“Sometimes he’s developing our character and that’s not always a fun process. It can be really painful. BUT know that he’s holding you ever so close to his heart, even in and especially in the moments that refine us.” -letter for October from my momma
For some reason I waited to read my letter from my mom until a couple days ago. Each day I thought about reading the letter but I always ended up not reading it, what I didn’t know was that God wanted me to save it for when I really needed to read it. On Friday I woke up to cold temperatures, pouring rain, and a horrible head ache. I had been sick the day before and I felt even worse after trying to sleep it off. We weren’t able to work that day since it would be all outside gardening. It was still down pouring so we were stuck inside. Of course our power ended going out along with the water which meant it was too dark to read, too cold and wet to go outside, and we couldn’t even try to watch a movie since our computers would die. Feeling trapped and annoyed I sat cuddled up in my blanket talking to Victoria and Christal. Earlier that week we talked about what we might be doing in the Philippines and where we might live. Someone joked saying that we would end up doing farm work again but I became defensive and serious saying that I couldn’t make it, that I would be crushed because I need to work with and minister to people instead of weeding. We argued a little about whether or not we would be placed into another manual labor ministry and if we would be able to last.
Christal, Victoria, and I ended up talking about the same thing. We said that God would place us where HE wanted us and that if it was alone on a farm again then we would need to trust in his plan for putting us there. I sat for a minute and let that realization sink in, I might be placed on a farm in the country side…again.

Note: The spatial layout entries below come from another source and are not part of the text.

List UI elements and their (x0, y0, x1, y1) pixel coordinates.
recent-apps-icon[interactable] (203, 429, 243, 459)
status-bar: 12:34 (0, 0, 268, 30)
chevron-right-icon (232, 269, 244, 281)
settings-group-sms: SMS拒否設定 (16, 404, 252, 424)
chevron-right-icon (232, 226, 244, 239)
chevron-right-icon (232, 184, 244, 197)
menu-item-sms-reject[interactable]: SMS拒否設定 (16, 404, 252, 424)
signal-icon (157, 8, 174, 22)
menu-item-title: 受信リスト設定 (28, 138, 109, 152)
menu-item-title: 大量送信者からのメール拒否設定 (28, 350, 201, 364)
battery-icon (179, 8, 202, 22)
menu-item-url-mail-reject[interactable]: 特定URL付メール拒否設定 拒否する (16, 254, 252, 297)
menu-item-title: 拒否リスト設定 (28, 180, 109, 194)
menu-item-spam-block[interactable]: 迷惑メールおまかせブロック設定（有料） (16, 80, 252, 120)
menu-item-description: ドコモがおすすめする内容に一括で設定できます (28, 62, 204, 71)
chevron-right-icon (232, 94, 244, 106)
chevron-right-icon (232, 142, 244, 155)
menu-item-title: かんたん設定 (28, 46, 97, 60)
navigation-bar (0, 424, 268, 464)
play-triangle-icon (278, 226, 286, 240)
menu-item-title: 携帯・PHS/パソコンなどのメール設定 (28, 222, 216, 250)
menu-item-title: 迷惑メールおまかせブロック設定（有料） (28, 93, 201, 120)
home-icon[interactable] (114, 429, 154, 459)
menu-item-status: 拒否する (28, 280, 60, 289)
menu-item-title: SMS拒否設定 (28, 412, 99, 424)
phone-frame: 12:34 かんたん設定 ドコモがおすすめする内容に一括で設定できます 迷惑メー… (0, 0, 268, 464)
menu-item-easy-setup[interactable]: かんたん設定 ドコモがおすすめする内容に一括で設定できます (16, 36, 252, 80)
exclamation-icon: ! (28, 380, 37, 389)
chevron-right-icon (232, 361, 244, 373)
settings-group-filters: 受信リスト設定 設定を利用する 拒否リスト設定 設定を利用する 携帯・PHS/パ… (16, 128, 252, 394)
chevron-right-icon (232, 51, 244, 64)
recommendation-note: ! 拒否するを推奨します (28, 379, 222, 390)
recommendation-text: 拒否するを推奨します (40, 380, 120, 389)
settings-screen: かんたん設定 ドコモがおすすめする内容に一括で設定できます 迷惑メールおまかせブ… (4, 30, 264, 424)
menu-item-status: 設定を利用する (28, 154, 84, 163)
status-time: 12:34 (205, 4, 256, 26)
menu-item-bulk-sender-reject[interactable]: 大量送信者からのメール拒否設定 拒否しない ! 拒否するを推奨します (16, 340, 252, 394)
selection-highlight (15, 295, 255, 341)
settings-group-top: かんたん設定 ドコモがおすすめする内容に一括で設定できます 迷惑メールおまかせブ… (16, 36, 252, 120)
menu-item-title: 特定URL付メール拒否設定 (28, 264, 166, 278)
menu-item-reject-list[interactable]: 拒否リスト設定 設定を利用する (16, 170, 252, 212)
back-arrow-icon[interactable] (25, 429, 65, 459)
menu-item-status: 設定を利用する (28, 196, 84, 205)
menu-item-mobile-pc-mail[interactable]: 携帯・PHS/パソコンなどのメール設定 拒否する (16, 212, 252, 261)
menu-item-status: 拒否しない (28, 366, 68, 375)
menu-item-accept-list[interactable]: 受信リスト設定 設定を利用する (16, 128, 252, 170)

No. I can’t do this again; my heart is already broken into pieces. I looked at the ceiling trying to fight the huge tears in my eyes but it didn’t work. Victoria and Christal listened as I told them my fears about being put on a farm again. I told them that I can’t continue to put love into a ministry that breaks me. I love working with people and being isolated on a farm has brought me to a place where I cannot be broken any more than I am now. My heart longs to be with kids and women, I keep dreaming about creating my own single mother’s ministry in a European country, I do NOT dream about doing this type of work again. My heart and passion is for helping people. I talked to them about how being here has broken me a part so that God could heal the places I needed healing in and it has helped bring peace to my heart but now I feel restless. After telling them all these things I sat and listened to what they said about trusting in God’s plans and not my own, how we can hope for a children’s ministry or a women’s ministry but that it’s not up to us where we get placed.
A little after that the rain stopped long enough for me to go downstairs to my room and grab a couple of things to bring back upstairs. When I was about to leave I remembered the letter my mom wrote to me. So I finally pulled it out and read it. Before I left she told me that with each letter written it was God’s words not her own, that she sat and prayed about each one then wrote down what God was telling her to write. With this letter the quotation at the top spoke to me. That in these last few weeks of restlessness, frustration, and fear God was going to develop my character. Is it fun to feel broken and like I can’t love anymore because of it? Heck no. But I see now that I can still show love to my team and the few people here at the farm in small moments. That even though I feel broken I can let God work on healing it and building my character through continuing to love. My mom also said that my team and I are there loving the people here with the sacrificial love that He showed us, “Love well, daughter of mine.” So mom, I will love well and love through my brokenness, I will let the painfulness of God building my character happen and trust that his plans for my and the Race are even greater than what I could imagine.